The evaluator has the following parameters:
The Prompt
You can configure the prompt used for evaluation. The prompt can contain multiple messages in OpenAI format (role/content). All messages in the prompt have access to the inputs, outputs, and reference answers (any columns in the test set). To reference these in your prompts, use the following variables (inside double curly braces):
{{correct_answer}}
: the column with the reference answer in the test set (optional). You can configure the name of this column underAdvanced Setting
in the configuration modal.{{prediction}}
: the output of the llm application{{$input_column_name}}
: the value of any input column for the given row of your test set (e.g.{{country}}
)
If no correct_answer
column is present in your test set, the variable will be left blank in the prompt.

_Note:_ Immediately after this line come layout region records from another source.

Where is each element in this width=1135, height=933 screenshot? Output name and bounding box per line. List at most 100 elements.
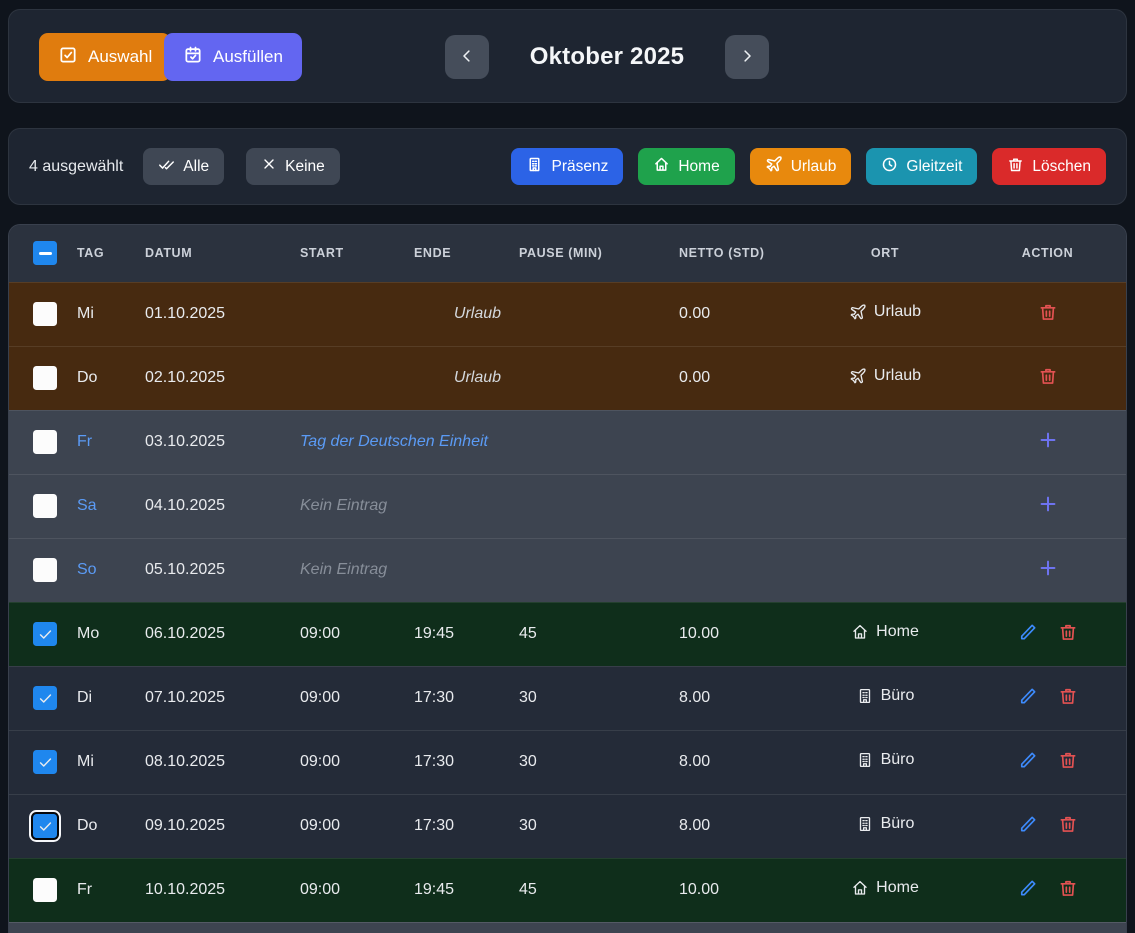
cell-date: 04.10.2025 [133,474,288,538]
edit-button[interactable] [1018,814,1038,834]
page: Auswahl Ausfüllen Oktober 2025 4 ausgewä… [0,9,1135,933]
auswahl-button[interactable]: Auswahl [39,33,171,81]
ort-label: Urlaub [874,303,921,321]
cell-action [967,602,1127,666]
header-tag: TAG [65,225,133,282]
cell-ort [803,474,967,538]
minus-icon [39,252,52,256]
table-row: Mi08.10.202509:0017:30308.00Büro [9,730,1127,794]
home-button[interactable]: Home [638,148,734,185]
row-checkbox[interactable] [33,558,57,582]
header-start: START [288,225,402,282]
pencil-icon [1018,622,1038,642]
ort-label: Büro [881,751,915,769]
check-icon [37,754,54,771]
selection-toolbar: 4 ausgewählt Alle Keine Präsenz Home Url… [8,128,1127,205]
cell-date: 03.10.2025 [133,410,288,474]
select-all-checkbox[interactable] [33,241,57,265]
building-icon [526,156,543,178]
cell-ort: Büro [803,730,967,794]
ort-label: Büro [881,687,915,705]
gleitzeit-button[interactable]: Gleitzeit [866,148,977,185]
delete-button[interactable] [1038,302,1058,322]
cell-start: 09:00 [288,730,402,794]
table-row: Mo06.10.202509:0019:454510.00Home [9,602,1127,666]
row-checkbox[interactable] [33,750,57,774]
table-row: Do09.10.202509:0017:30308.00Büro [9,794,1127,858]
row-checkbox[interactable] [33,814,57,838]
edit-button[interactable] [1018,878,1038,898]
table-row: Di07.10.202509:0017:30308.00Büro [9,666,1127,730]
chevron-left-icon [458,47,476,68]
cell-action [967,410,1127,474]
delete-button[interactable] [1038,366,1058,386]
ort-label: Büro [881,815,915,833]
ausfuellen-label: Ausfüllen [213,47,283,67]
ausfuellen-button[interactable]: Ausfüllen [164,33,302,81]
edit-button[interactable] [1018,750,1038,770]
row-checkbox[interactable] [33,494,57,518]
plane-icon [849,367,867,385]
double-check-icon [158,156,175,178]
prev-month-button[interactable] [445,35,489,79]
cell-note: Tag der Deutschen Einheit [288,410,803,474]
delete-button[interactable] [1058,686,1078,706]
edit-button[interactable] [1018,686,1038,706]
add-button[interactable] [1037,429,1059,451]
timesheet-table: TAG DATUM START ENDE PAUSE (MIN) NETTO (… [9,225,1127,922]
urlaub-button[interactable]: Urlaub [750,148,852,185]
praesenz-button[interactable]: Präsenz [511,148,623,185]
cell-date: 05.10.2025 [133,538,288,602]
cell-ort: Home [803,858,967,922]
row-checkbox-cell [9,666,65,730]
pencil-icon [1018,878,1038,898]
select-none-button[interactable]: Keine [246,148,340,185]
loeschen-button[interactable]: Löschen [992,148,1106,185]
trash-icon [1058,814,1078,834]
select-all-button[interactable]: Alle [143,148,224,185]
calendar-check-icon [183,45,203,70]
row-checkbox-cell [9,538,65,602]
header-ende: ENDE [402,225,507,282]
gleitzeit-label: Gleitzeit [906,158,962,176]
add-button[interactable] [1037,493,1059,515]
cell-netto: 8.00 [667,794,803,858]
check-icon [37,818,54,835]
row-checkbox-cell [9,346,65,410]
cell-ort: Büro [803,666,967,730]
row-checkbox[interactable] [33,686,57,710]
cell-day: Fr [65,858,133,922]
ort-label: Urlaub [874,367,921,385]
row-checkbox-cell [9,474,65,538]
edit-button[interactable] [1018,622,1038,642]
delete-button[interactable] [1058,814,1078,834]
cell-day: Fr [65,410,133,474]
ort-label: Home [876,879,919,897]
plus-icon [1037,557,1059,579]
row-checkbox-cell [9,858,65,922]
header-datum: DATUM [133,225,288,282]
row-checkbox[interactable] [33,302,57,326]
row-checkbox[interactable] [33,366,57,390]
cell-ende: 17:30 [402,730,507,794]
cell-start: 09:00 [288,602,402,666]
table-row: Mi01.10.2025Urlaub0.00Urlaub [9,282,1127,346]
table-header-row: TAG DATUM START ENDE PAUSE (MIN) NETTO (… [9,225,1127,282]
x-icon [261,156,277,177]
add-button[interactable] [1037,557,1059,579]
next-month-button[interactable] [725,35,769,79]
row-checkbox[interactable] [33,878,57,902]
delete-button[interactable] [1058,750,1078,770]
delete-button[interactable] [1058,622,1078,642]
cell-start: 09:00 [288,858,402,922]
clock-icon [881,156,898,178]
row-checkbox[interactable] [33,622,57,646]
delete-button[interactable] [1058,878,1078,898]
trash-icon [1058,878,1078,898]
row-checkbox[interactable] [33,430,57,454]
cell-netto: 10.00 [667,858,803,922]
pencil-icon [1018,750,1038,770]
trash-icon [1058,686,1078,706]
cell-pause: 30 [507,794,667,858]
cell-netto: 8.00 [667,666,803,730]
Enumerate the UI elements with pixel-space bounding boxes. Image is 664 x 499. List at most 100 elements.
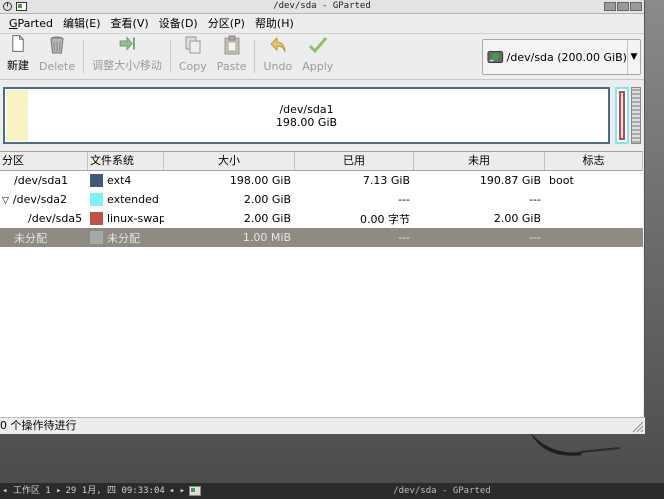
toolbar-separator [83, 40, 85, 73]
resize-arrow-icon [119, 36, 135, 51]
column-header-used[interactable]: 已用 [295, 152, 414, 170]
cell-size: 2.00 GiB [243, 193, 291, 206]
workspace-switcher[interactable]: ◂ 工作区 1 ▸ [2, 483, 62, 499]
paste-icon [224, 35, 240, 55]
cell-size: 198.00 GiB [229, 174, 291, 187]
new-button[interactable]: 新建 [2, 34, 34, 79]
paste-label: Paste [216, 60, 247, 73]
partition-map-size: 198.00 GiB [275, 116, 338, 129]
resize-move-button[interactable]: 调整大小/移动 [87, 34, 167, 79]
table-body: /dev/sda1 ext4 198.00 GiB 7.13 GiB 190.87 Gi… [0, 171, 643, 247]
close-button[interactable] [630, 2, 642, 11]
column-header-unused[interactable]: 未用 [414, 152, 545, 170]
cell-filesystem: linux-swap [88, 212, 164, 225]
cell-filesystem: 未分配 [88, 230, 164, 246]
toolbar: 新建 Delete 调整大小/移动 Copy Paste Undo Apply … [0, 34, 644, 80]
menu-edit[interactable]: 编辑(E) [58, 14, 106, 34]
menu-gparted-label: Parted [17, 16, 53, 30]
partition-map-unallocated[interactable] [631, 87, 641, 144]
menu-bar: GParted 编辑(E) 查看(V) 设备(D) 分区(P) 帮助(H) [0, 14, 644, 34]
menu-partition[interactable]: 分区(P) [203, 14, 250, 34]
cell-partition: /dev/sda1 [0, 174, 88, 187]
minimize-button[interactable] [604, 2, 616, 11]
column-header-flags[interactable]: 标志 [545, 152, 643, 170]
trash-icon [50, 36, 64, 54]
cell-used: --- [398, 231, 410, 244]
cell-size: 2.00 GiB [243, 212, 291, 225]
dropdown-arrow-icon[interactable]: ▼ [626, 40, 640, 74]
filesystem-name: extended [107, 193, 159, 206]
cell-flags: boot [549, 174, 574, 187]
menu-device[interactable]: 设备(D) [154, 14, 203, 34]
expander-icon[interactable]: ▽ [2, 196, 9, 206]
checkmark-icon [308, 37, 327, 54]
partition-map: /dev/sda1 198.00 GiB [2, 86, 642, 146]
undo-label: Undo [263, 60, 293, 73]
copy-button[interactable]: Copy [174, 34, 212, 79]
partition-map-name: /dev/sda1 [279, 103, 334, 116]
resize-move-label: 调整大小/移动 [92, 59, 162, 72]
partition-name: /dev/sda2 [12, 193, 68, 206]
taskbar: ◂ 工作区 1 ▸ 29 1月, 四 09:33:04 ◂ ▸ /dev/sda… [0, 483, 664, 499]
maximize-button[interactable] [617, 2, 629, 11]
device-selector[interactable]: /dev/sda (200.00 GiB) ▼ [482, 39, 641, 75]
partition-map-extended[interactable] [615, 87, 629, 144]
new-document-icon [12, 35, 24, 52]
table-row[interactable]: 未分配 未分配 1.00 MiB --- --- [0, 228, 643, 247]
toolbar-separator [169, 40, 171, 73]
cell-unused: --- [529, 231, 541, 244]
taskbar-task-gparted[interactable]: /dev/sda - GParted [220, 483, 664, 499]
table-row[interactable]: /dev/sda1 ext4 198.00 GiB 7.13 GiB 190.87 Gi… [0, 171, 643, 190]
delete-button[interactable]: Delete [34, 34, 80, 79]
column-header-filesystem[interactable]: 文件系统 [88, 152, 164, 170]
partition-map-label: /dev/sda1 198.00 GiB [5, 103, 608, 129]
copy-icon [185, 36, 201, 54]
filesystem-name: ext4 [107, 174, 132, 187]
paste-button[interactable]: Paste [212, 34, 252, 79]
table-row[interactable]: /dev/sda5 linux-swap 2.00 GiB 0.00 字节 2.00 G… [0, 209, 643, 228]
cell-used: 7.13 GiB [362, 174, 410, 187]
cell-used: --- [398, 193, 410, 206]
window-title: /dev/sda - GParted [273, 1, 371, 11]
desktop-wallpaper-art [530, 432, 621, 456]
partition-map-swap[interactable] [619, 91, 625, 140]
cell-size: 1.00 MiB [242, 231, 291, 244]
undo-arrow-icon [270, 36, 286, 53]
harddisk-icon [487, 50, 504, 64]
filesystem-color-swatch [90, 174, 103, 187]
table-header: 分区 文件系统 大小 已用 未用 标志 [0, 152, 643, 171]
menu-help[interactable]: 帮助(H) [250, 14, 299, 34]
table-row[interactable]: ▽/dev/sda2 extended 2.00 GiB --- --- [0, 190, 643, 209]
partition-name: 未分配 [14, 231, 47, 245]
apply-label: Apply [302, 60, 334, 73]
menu-gparted[interactable]: GParted [4, 14, 58, 34]
partition-name: /dev/sda1 [14, 174, 69, 187]
taskbar-left: ◂ 工作区 1 ▸ 29 1月, 四 09:33:04 ◂ ▸ [0, 483, 220, 499]
cell-unused: 2.00 GiB [493, 212, 541, 225]
cell-unused: --- [529, 193, 541, 206]
partition-map-sda1[interactable]: /dev/sda1 198.00 GiB [3, 87, 610, 144]
column-header-size[interactable]: 大小 [164, 152, 295, 170]
status-bar: 0 个操作待进行 [0, 417, 645, 434]
title-bar[interactable]: /dev/sda - GParted [0, 0, 644, 14]
partition-table: 分区 文件系统 大小 已用 未用 标志 /dev/sda1 ext4 198.00 … [0, 151, 643, 417]
cell-unused: 190.87 GiB [479, 174, 541, 187]
undo-button[interactable]: Undo [258, 34, 297, 79]
cell-filesystem: ext4 [88, 174, 164, 187]
delete-label: Delete [39, 60, 76, 73]
filesystem-name: 未分配 [107, 231, 140, 245]
menu-view[interactable]: 查看(V) [106, 14, 154, 34]
column-header-partition[interactable]: 分区 [0, 152, 88, 170]
window-controls [604, 2, 642, 11]
cell-filesystem: extended [88, 193, 164, 206]
resize-grip-icon[interactable] [632, 421, 644, 433]
taskbar-nav-arrows[interactable]: ◂ ▸ [169, 483, 185, 499]
taskbar-app-icon[interactable] [189, 486, 202, 496]
filesystem-color-swatch [90, 212, 103, 225]
cell-partition: ▽/dev/sda2 [0, 193, 88, 206]
filesystem-color-swatch [90, 193, 103, 206]
taskbar-clock: 29 1月, 四 09:33:04 [65, 486, 165, 496]
new-label: 新建 [7, 59, 29, 72]
apply-button[interactable]: Apply [297, 34, 338, 79]
cell-used: 0.00 字节 [360, 212, 410, 226]
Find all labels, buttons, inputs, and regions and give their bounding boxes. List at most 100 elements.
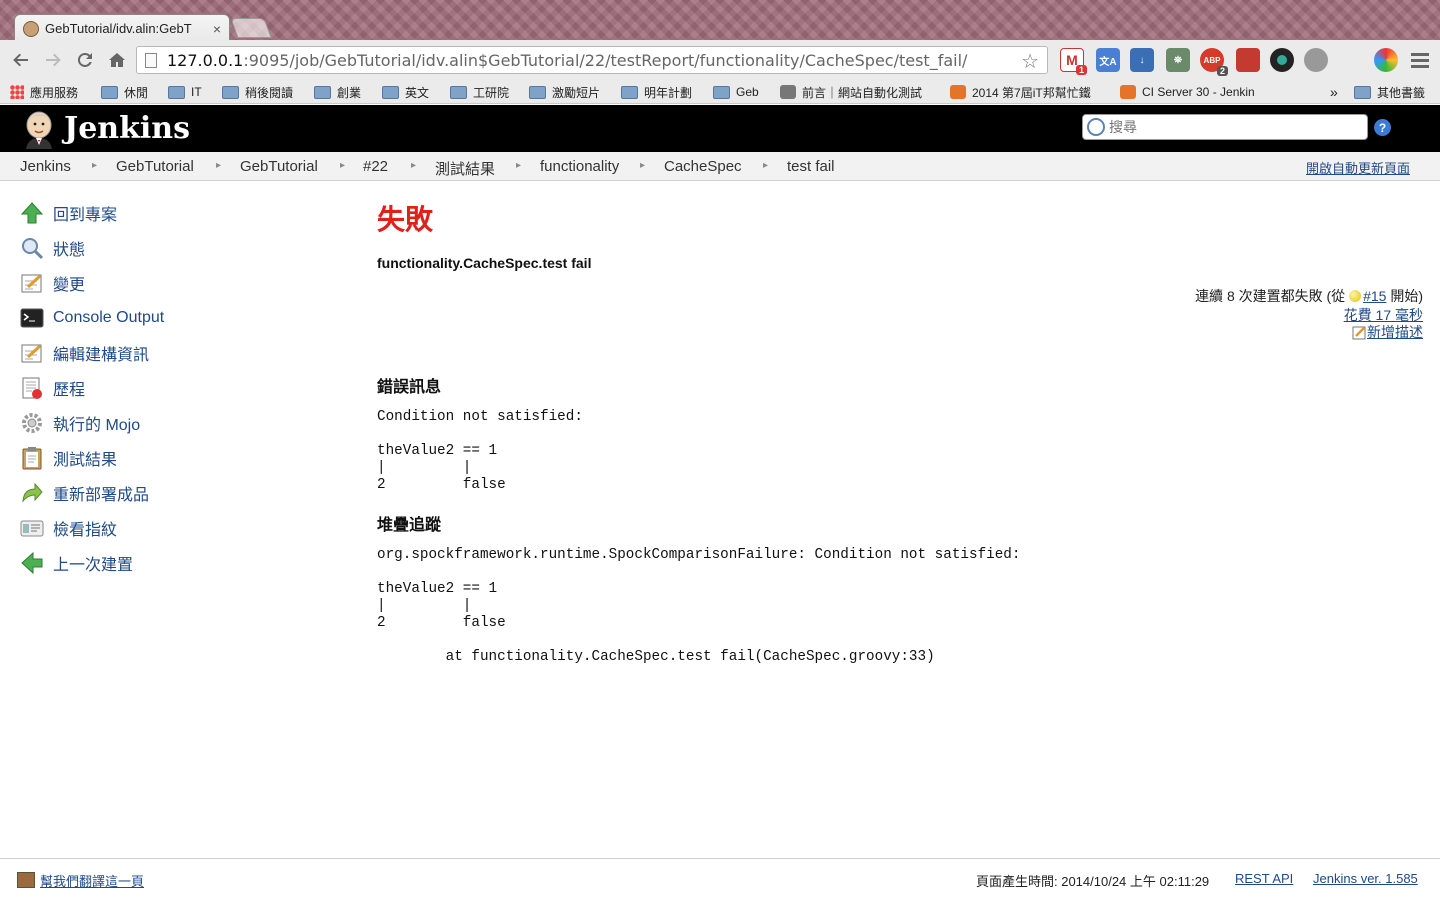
download-extension-icon[interactable]: ↓	[1130, 48, 1154, 72]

Here's the default prompt:
System prompt:
You are an evaluator grading an LLM App.
You will be given INPUTS, the LLM APP OUTPUT, the CORRECT ANSWER used in the LLM APP.
<grade_criteria>
- Ensure that the LLM APP OUTPUT has the same meaning as the CORRECT ANSWER
</grade_criteria>
<score_criteria>
-The score should be between 0 and 1
-A score of 1 means that the answer is perfect. This is the highest (best) score.
A score of 0 means that the answer does not any of of the criteria. This is the lowest possible score you can give.
</score_criteria>
<output_format>
ANSWER ONLY THE SCORE. DO NOT USE MARKDOWN. DO NOT PROVIDE ANYTHING OTHER THAN THE NUMBER
</output_format>
User prompt:
<correct_answer>{{correct_answer}}</correct_answer>
<llm_app_output>{{prediction}}</llm_app_output>
The Model
The model can be configured to select one of the supported options (gpt-3.5-turbo
, gpt-4o
, gpt-5
, gpt-5-mini
, gpt-5-nano
, claude-3-5-sonnet
, claude-3-5-haiku
, claude-3-5-opus
). To use LLM-as-a-Judge, you'll need to set your OpenAI or Anthropic API key in the settings. The key is saved locally and only sent to our servers for evaluation—it's not stored there.